What do you mean by “direct sense”? And what do you mean by “$\lozenge$-modal” in the last sentence — I gather it must be something other than the usual meaning?

• CommentRowNumber25.
• CommentAuthorUrs
• CommentTimeJan 22nd 2015
• (edited Jan 22nd 2015)

Sorry, I was just rephrasing the concretification construction from #18 in the general abstract language that you started in #22.

Let’s switch back to the concrete example, to be less confusing:

In a local 1-topos, of course, the $\sharp$-“separated” or “concrete” objects are just the $\sharp_1$-modal once. That’s what I meant by “makes direct sense”.

Now the big question used to be what replaces this in a local $\infty$-topos.
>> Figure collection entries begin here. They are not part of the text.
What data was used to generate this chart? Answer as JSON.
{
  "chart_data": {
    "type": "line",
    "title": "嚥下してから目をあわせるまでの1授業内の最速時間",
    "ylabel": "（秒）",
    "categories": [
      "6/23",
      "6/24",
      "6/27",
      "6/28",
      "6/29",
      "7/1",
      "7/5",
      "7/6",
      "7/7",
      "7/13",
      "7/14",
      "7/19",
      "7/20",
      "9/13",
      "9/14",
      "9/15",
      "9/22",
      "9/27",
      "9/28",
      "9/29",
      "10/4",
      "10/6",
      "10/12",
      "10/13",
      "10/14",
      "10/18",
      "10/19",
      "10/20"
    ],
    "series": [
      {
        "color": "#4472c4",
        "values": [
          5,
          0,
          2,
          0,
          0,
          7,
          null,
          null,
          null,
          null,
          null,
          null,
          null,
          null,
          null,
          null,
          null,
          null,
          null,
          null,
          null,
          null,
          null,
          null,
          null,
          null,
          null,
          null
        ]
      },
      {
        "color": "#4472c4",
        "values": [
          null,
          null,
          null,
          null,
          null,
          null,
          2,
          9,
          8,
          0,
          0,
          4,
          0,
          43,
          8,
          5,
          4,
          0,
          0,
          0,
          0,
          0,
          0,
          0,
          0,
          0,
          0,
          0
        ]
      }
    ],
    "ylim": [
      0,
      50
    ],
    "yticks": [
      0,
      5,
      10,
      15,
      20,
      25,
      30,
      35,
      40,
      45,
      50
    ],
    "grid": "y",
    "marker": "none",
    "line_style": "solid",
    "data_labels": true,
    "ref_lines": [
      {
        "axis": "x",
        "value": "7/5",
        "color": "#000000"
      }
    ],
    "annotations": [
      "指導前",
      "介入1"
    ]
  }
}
Back in hgp I had found the answer to this question by looking at what it has to be “in practice”, i.e. by finding a modal type theoretic formula that gives the “correct” (in practice) concretification of a higher differential moduli stack.
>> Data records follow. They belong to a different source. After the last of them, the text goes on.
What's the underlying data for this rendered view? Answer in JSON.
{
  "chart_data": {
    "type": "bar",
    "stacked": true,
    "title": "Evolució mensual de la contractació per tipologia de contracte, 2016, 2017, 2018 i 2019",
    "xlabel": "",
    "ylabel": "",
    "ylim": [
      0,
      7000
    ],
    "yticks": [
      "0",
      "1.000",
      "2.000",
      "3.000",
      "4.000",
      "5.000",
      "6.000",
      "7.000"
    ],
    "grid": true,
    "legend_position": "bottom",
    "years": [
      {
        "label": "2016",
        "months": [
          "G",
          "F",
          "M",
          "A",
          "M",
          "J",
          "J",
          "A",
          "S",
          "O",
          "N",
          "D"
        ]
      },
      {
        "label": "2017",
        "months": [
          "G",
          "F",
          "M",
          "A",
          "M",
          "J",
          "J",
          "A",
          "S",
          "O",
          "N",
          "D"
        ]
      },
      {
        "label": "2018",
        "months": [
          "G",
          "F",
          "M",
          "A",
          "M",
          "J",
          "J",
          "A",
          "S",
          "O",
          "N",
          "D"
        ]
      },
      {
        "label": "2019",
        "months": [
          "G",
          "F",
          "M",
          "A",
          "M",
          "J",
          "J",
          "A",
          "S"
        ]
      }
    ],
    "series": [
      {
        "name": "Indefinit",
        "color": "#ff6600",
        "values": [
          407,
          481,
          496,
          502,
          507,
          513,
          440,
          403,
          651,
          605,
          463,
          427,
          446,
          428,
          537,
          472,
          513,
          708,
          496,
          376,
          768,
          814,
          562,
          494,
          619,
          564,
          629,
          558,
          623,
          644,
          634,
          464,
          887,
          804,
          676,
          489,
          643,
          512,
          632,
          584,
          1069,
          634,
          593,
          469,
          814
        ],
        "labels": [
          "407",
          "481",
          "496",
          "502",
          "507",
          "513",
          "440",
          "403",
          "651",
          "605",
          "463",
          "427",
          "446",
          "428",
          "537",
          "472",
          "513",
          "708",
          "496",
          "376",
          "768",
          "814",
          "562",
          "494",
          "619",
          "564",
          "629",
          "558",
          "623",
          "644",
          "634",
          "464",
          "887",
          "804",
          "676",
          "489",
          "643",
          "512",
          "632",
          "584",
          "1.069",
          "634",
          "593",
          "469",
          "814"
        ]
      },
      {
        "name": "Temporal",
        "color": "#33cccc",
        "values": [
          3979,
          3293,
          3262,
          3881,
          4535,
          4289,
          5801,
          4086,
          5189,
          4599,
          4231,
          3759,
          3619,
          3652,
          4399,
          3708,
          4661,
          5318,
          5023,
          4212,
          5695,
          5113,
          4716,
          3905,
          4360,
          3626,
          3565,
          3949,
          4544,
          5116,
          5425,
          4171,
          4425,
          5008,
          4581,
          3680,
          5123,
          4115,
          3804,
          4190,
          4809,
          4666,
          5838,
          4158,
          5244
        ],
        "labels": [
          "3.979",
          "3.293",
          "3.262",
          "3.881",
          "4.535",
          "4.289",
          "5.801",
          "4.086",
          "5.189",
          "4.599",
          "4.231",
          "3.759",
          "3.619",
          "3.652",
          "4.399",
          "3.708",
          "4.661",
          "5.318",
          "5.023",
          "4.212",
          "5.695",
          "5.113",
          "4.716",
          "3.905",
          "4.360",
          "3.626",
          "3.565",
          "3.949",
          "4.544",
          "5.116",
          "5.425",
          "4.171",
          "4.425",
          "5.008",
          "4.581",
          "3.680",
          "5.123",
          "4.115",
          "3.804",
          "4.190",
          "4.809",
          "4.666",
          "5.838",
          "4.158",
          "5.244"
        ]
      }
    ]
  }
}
Namely one has to pick a co-filtration $F^\bullet X$ on the moduli stack (and in the canonical examples it’s an old friend, it’s the Hodge filtration!) and then the concretification is given by the iterated homotopy fiber product

$Conc(X^\bullet) := \sharp_1 F^0 X \underset{\sharp_1 F^1 X}{\times} \sharp_2 F^1 X \underset{\sharp_2 F^2 X}{\times} \sharp_3 F^2 X \times \cdots \,.$

Take the co-filtration to be $X \to \ast \to \ast \to \cdots$, then this collapses to $\sharp_1 X$. On the other extreme, take the co-filtration to be constant on $X$, then this reproduces $X$. So this is a concretification relative to a choice of co-filtering. At first this looked unexpected. But the more I look at it the more I feel that probably some instance of this kind of construction is well known somewhere in the literature.

• CommentRowNumber26.
• CommentAuthorMike Shulman
• CommentTimeJan 22nd 2015

Ok, so by “$\lozenge$-modal” you meant something like “$\lozenge$-concrete”?

Also, is the indexing off or shifted? I would have thought that the separated/concrete objects in a 1-topos would be the $\sharp_{-1}$-modal ones.

• CommentRowNumber27.
• CommentAuthorUrs
• CommentTimeJan 22nd 2015
• (edited Jan 22nd 2015)

Ah right, I should have said $\lozenge$-concrete (or separated).

With the counting I thought I’d rather say “1-image” than “$(-1)$-image” and start counting at 0 instead of at $(-2)$. But, yeah, it’s the usual annoying $\pm 2$ offset.

• CommentRowNumber28.
• CommentAuthorMike Shulman
• CommentTimeJan 23rd 2015

The real problem with offsetting, I think, is that then it doesn’t generalize to other modalities. We can define $\lozenge_\bigcirc$ for any $\lozenge$ and $\bigcirc$, and then specializing to $\bigcirc = n$-truncation means we really ought to write $\lozenge_n$ in that case, not $\lozenge_{n+2}$.

• CommentRowNumber29.
• CommentAuthorUrs
• CommentTimeJan 23rd 2015
• (edited Jan 23rd 2015)

We ought to write $\lozenge_{\tau_n}$ and I am inclined to opt for declaring that $\lozenge_{n+2}$ is alternative notation for this.

While for “truncation” starting to count at $-2$ is nice because it matches the traditional counting of homotopy groups, for “image” starting to count at $-2$ makes the traditional image be a $(-1)$-image, while any traditional thing we’d rather have to be a 1-thing or a 0-thing, but not a $(-1)$-thing.

Of course it’s not important. If you prefer to speak of the (-1)-image (as I suppose the book does) I won’t quarrel with it.

• CommentRowNumber30.
• CommentAuthorMike Shulman
• CommentTimeJan 23rd 2015

There are lots of other places where we write $n$ in place of $\tau_n$ (e.g. $n$-connected maps), so I think it would be confusing to instead write $n+2$ in place of $\tau_n$ here.